The Reserve Bank of India left key lending rates unchanged at 6.25%, disappointing many and crushing hopes of lower borrowing costs considered necessary to boost spending and investment in a post-demo
Shock
Shock

NEW DELHI: In an unexpected decision that surprised many, the Reserve Bank of India kept its key lending rate unchanged at 6.25 per cent on Wednesday. The decision disappointed many industry watchers and demolished hopes of lower borrowing cost necessary to revive spending and investment that took a beating after demonetisation of Rs 500 and Rs 1,000 notes.

Though it did not say it in as many words, the central bank indicated several things by leaving the key rates unchanged. One, the need for a rate cut is not yet clear.  Two, there is also no clarity on how much money would come in or go out of the system as people continue to deposit old and withdraw new currency notes. Three, the central bank is bracing for a spike in inflation by March 2017. Finally, the RBI feels it has done enough and hopes that bankers would have a relook at their assets and pass on the benefits to consumers in the form of lower interest rates on loans.

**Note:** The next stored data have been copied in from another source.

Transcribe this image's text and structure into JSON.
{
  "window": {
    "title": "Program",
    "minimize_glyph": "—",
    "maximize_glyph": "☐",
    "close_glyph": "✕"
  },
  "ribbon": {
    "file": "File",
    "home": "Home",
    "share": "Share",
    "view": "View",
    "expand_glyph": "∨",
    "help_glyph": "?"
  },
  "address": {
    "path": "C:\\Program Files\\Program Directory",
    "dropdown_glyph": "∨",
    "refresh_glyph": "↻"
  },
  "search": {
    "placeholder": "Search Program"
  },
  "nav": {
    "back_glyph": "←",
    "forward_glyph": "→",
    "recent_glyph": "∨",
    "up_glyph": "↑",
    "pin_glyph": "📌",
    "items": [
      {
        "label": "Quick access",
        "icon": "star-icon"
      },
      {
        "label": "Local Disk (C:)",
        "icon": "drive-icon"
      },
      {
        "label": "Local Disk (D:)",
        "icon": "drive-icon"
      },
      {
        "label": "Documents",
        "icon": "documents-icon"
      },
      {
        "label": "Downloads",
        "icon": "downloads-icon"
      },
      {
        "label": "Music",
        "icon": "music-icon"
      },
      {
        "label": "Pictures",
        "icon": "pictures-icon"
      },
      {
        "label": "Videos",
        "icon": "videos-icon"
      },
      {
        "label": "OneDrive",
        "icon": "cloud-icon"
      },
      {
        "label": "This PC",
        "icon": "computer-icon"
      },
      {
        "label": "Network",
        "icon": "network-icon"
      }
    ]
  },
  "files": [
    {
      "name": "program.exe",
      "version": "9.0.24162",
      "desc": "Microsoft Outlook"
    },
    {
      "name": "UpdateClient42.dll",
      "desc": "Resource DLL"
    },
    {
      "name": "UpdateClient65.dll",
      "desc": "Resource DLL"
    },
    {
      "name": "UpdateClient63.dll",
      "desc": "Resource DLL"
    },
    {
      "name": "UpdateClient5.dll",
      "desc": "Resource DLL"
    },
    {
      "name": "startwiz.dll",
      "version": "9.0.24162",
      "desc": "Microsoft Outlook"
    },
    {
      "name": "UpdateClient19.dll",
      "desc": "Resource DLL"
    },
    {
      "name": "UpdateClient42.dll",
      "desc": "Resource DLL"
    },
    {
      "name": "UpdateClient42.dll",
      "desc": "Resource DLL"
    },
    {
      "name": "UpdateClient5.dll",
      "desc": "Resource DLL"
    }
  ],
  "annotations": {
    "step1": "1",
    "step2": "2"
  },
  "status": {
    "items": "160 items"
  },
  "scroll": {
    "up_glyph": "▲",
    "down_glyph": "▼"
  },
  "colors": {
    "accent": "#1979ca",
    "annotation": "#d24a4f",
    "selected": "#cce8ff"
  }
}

While the central bank has cut the repo rate six times since January 2015, there are a few external concerns this time. The US central bank may hike its key rates soon, which could have an impact on emerging markets, including India. Also recently, the OPEC nations decided to cut the production of crude oil, which again could cause petrol prices to rise, thereby impacting inflation.

A few leading bankers told Express that the banks, despite the central bank’s decision to retain  the repo rate, could cut the interest rates on specific loans given to consumers. “Expect lower interest rate announcements in the New Year, maybe even earlier. The system cannot be allowed to heat up,” said a senior official at Corporation Bank.

“With regard to liquidity and interest rates, the withdrawal of the incremental CRR requirement and the use of other instruments such as the MSS to manage liquidity is welcome,” Chanda Kochhar, CEO, ICICI Bank said. “This will help the banks to drop lending rates, thereby giving the economy, a much-needed breather.”